At first, Christiane is horrified by the freezing cold, the bleak landscape the lack of equipment and supplies… But as time passes, after encounters with bears and seals, long treks over the ice and months on end of perpetual night, she finds herself falling in love with the Arctic’s harsh, otherworldly beauty, gaining a great sense of inner peace and a new appreciation for the sanctity of life.

This rediscovered classic memoir tells the incredible tale of a woman defying society’s expectations to find freedom and peace in the adventure of a lifetime. 

My thoughts

Rating out of five: five stars

Reading this book was an experience, one that made me actually want to take a trip further north than Norway, to experience the Arctic for myself. Which sounds both dumb and unrealistic, but truly read this book if you want to understand why.

This book is special because of many reasons. It’s a memoir from 1934 by a german woman, the painter Christiane Ritter. Her husband has already fallen in love with the Arctic, and she decided to uproot her comfortable and rich life and see what it’s all about herself. He warns her about how isolated it really is, but it’s almost as if he’s forgotten the big change from normal city life already, becoming used to having to fend for himself, to have no one to turn to when the hut gets covered in snow, and travelling great distances to search for a better stove to cook on.

It’s obvious that it’s written in another time from Christiane Ritter’s position in life, but the emotion she conveys through very sparce wording was really breathtaking.
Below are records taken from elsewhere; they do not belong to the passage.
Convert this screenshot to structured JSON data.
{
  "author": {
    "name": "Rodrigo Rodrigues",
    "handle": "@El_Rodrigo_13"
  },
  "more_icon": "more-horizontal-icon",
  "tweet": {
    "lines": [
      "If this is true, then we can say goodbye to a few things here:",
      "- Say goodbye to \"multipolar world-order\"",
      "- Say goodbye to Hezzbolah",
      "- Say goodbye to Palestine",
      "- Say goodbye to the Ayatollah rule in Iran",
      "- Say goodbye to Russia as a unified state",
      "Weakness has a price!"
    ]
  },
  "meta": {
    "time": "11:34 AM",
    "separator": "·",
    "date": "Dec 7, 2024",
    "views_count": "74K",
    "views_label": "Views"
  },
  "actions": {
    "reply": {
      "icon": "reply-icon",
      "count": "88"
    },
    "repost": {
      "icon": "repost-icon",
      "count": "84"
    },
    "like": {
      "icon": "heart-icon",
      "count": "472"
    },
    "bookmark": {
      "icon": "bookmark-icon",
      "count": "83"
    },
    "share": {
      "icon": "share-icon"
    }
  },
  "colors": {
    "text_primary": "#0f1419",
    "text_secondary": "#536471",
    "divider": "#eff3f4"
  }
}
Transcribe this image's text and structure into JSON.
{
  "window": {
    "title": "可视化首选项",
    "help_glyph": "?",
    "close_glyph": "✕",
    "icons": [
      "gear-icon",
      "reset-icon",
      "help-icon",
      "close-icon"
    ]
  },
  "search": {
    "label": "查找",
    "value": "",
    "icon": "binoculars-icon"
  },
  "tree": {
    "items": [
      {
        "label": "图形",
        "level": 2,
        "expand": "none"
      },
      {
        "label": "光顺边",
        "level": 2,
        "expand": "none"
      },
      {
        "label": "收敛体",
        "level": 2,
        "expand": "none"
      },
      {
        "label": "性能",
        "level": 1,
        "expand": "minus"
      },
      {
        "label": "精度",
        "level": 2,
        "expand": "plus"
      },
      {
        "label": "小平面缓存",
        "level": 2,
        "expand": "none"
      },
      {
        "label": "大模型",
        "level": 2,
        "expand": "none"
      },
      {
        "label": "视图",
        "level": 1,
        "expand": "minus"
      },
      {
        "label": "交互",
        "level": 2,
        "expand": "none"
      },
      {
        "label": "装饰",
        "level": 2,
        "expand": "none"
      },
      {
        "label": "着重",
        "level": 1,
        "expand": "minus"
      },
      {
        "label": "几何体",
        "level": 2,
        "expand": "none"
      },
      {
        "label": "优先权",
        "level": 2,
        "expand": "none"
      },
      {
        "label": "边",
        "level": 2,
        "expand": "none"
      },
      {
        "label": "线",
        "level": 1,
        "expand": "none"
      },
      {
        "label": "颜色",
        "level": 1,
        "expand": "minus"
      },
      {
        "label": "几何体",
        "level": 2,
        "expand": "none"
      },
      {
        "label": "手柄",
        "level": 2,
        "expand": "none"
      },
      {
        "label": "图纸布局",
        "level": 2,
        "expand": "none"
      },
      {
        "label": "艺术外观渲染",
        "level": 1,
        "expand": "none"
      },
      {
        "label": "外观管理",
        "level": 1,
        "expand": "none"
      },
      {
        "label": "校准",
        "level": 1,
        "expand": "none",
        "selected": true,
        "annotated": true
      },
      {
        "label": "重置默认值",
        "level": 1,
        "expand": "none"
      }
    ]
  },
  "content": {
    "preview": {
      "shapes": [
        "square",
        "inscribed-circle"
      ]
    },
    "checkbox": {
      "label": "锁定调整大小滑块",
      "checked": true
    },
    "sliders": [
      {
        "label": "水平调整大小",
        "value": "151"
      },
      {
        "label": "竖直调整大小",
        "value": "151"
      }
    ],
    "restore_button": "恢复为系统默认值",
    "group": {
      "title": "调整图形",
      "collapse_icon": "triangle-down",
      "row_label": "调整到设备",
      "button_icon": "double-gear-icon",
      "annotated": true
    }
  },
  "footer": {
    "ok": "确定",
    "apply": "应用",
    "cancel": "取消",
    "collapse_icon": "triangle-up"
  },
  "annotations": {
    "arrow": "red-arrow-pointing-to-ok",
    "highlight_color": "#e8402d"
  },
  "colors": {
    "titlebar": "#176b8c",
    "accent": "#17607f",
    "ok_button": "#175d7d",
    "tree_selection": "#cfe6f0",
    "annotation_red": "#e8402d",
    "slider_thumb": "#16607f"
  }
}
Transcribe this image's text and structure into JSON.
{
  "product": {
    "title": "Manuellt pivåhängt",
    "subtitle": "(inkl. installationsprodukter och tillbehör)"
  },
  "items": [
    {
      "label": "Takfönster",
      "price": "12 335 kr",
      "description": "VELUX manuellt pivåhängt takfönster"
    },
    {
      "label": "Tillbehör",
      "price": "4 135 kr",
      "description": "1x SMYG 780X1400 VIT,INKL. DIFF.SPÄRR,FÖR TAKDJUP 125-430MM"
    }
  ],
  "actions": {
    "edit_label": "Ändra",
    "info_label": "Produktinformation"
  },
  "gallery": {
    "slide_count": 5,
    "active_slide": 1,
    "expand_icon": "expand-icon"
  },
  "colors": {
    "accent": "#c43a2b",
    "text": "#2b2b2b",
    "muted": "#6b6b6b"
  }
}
I know enough about the cold emptiness of certain landscapes that I felt I could recognize it, and the feelings the vastness brings after you get over its overwhelming fear of isolation.

Everyone should give this book a chance, it won’t be for everyone’s taste, but it earns its place among my favourite books of all time because of its uniqueness. Why did I feel like this contains lessons in writing as well. I really wanted to add some quotes, but I left the beautiful book filled with markings at home by the university, and as its closed for now, this will have to do.

My feelings reading this book: fear on Christiane’s behalf, then impressed & mindblown. I really loved the third person with them most of the time, the Norwegian, who Christiane talks about the strange customs of. He represented my norwegian heart too well.